For starters--you can breathe a sigh of relief now--they're not really dead. Those are just his friends posing. The anachronisms--the masterfully bombastic tonal effects, the heavy reverential frames and hallowed sentiments of 19th-century painting--(not to disparage their effectiveness) are all just a part of the texture of Ward's darkly absurd zombie movie.
His inspiration is the contemporary South. He is a white Southerner--born in Kentucky, raised in Alabama and just recently MFA'd in Savannah, Georgia. (He is an army brat, no less.) As Ward sees it, the heritage of that racist Civil War era just won't lie down and die. It's a still source of sick pride to so many.
In this body of work, the artist has taken at face value the inscription (Ezekiel 37:9) on the monument to fallen Confederate soldiers in the Savannah's Forsyth Park (ca. 1876) : Come from the four winds, O breath, and breathe into these slain, that they may live. What, he asks darkly, if those Confederate soldiers came back from the dead-- NOW?
Heather Morgan--after receiving her Yale MFA--spent four years in Berlin (and is represented there by Ladengalerie, the city's oldest gallery). She has had six solo shows in Berlin. This is her NYC solo debut.
Ben E. Ward is a recent MFA from the Savannah College of Art and Design. In 2004, he attended the Florence Academy of Art.
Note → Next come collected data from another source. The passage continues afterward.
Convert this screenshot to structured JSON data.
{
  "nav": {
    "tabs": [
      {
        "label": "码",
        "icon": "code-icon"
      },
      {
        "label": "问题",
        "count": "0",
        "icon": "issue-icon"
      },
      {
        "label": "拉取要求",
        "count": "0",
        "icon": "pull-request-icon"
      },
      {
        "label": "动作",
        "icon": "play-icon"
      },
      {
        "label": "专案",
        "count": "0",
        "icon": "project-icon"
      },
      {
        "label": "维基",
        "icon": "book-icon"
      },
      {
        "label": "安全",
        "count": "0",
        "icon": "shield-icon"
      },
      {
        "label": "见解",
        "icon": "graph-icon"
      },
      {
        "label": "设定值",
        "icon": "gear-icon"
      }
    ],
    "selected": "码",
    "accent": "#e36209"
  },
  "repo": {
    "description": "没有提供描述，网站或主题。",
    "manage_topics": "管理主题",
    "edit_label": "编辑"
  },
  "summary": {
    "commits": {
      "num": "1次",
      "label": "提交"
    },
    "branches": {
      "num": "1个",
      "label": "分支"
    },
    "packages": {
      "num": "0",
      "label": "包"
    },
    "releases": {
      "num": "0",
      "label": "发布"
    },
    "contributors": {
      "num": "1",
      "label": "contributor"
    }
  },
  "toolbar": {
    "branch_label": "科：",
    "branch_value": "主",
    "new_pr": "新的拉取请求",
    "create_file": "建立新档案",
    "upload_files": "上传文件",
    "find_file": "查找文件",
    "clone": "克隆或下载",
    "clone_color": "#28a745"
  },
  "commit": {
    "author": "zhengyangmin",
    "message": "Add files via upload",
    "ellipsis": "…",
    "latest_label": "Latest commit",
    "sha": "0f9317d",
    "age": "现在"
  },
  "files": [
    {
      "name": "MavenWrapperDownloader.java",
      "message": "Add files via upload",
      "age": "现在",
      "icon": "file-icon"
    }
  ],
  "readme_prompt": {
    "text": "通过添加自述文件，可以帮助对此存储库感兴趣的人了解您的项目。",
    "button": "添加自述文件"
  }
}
This is his first New York show and his solo debut
ALTERED STATES Adrian Hatfield & Joe Meiser
Jack the Pelican is pleased to present "Altered States," an exhibition combining the sculptures of Joe Meiser and the paintings of Adrian Hatfield. Both have exhibited extensively throughout the U.S. but are showing in New York City for the first time ever.
The show takes its title from the 1980s film, directed by Ken Russell, about a scientific researcher's disastrous investigations into states of consciousness.
Joe Meiser has built a personal mythology around his endeavors to achieve transcendence. Like the guy in the film, he makes a ritual of sensory deprivation. He descends into the tank. (He built it himself). His 'subjects' go in too (not at the same time). Like a scientist, he records.
But science is rooted in verification of the senses, he points out, and the immaterial which concerns him is necessarily beyond the senses. He is refreshingly straightforward about his observations and visions, as he is about the objects he makes.
The eight-foot-tall Homage to the Being of Light saturates the viewer with the experience. The giant horse welded out of steel came to him in a dream. The history of parapsychology and world religions are viewed through the lens of a contemporary American vernacular.
Adrian Hatfield shares Meiser's interest in the limits and possibilities of science and religion. He primarily focuses on how we infuse subjects of science with notions of the sublime rooted in the 19th century romantic tradition.
He notes that we cannot really see primitive life or faraway solar systems, but they seem so real to us. Colorizing effects are added to imagery harvested from the Hubble telescope to amplify and differentiate what can be seen. This is typical of how we digest vast amounts of data. How we imagine it is all so constructed.
Hatfield, in his paintings, hopes to engage the ingenuity, strength and inherent beauty of science's visual language, while simultaneously exposing its limitations.
He writes, "When I paint a prehistoric scene, I want it to be as fantastic as possible without becoming obvious fiction. The piece should operate not only as an alluring image, but also as a metaphor exposing our most trusted systems as simulacra."
In the end is our apprehension of something truly vast.
Joe Meiser and Adrian Hatfield met in the MFA program at Ohio University in Athens, Ohio. Meiser graduated in 2006, Hatfield in 2003. Meiser is currently an instructor at the School of Art at Bowling Green State University. Adrian Hatfield lives and works in Detroit.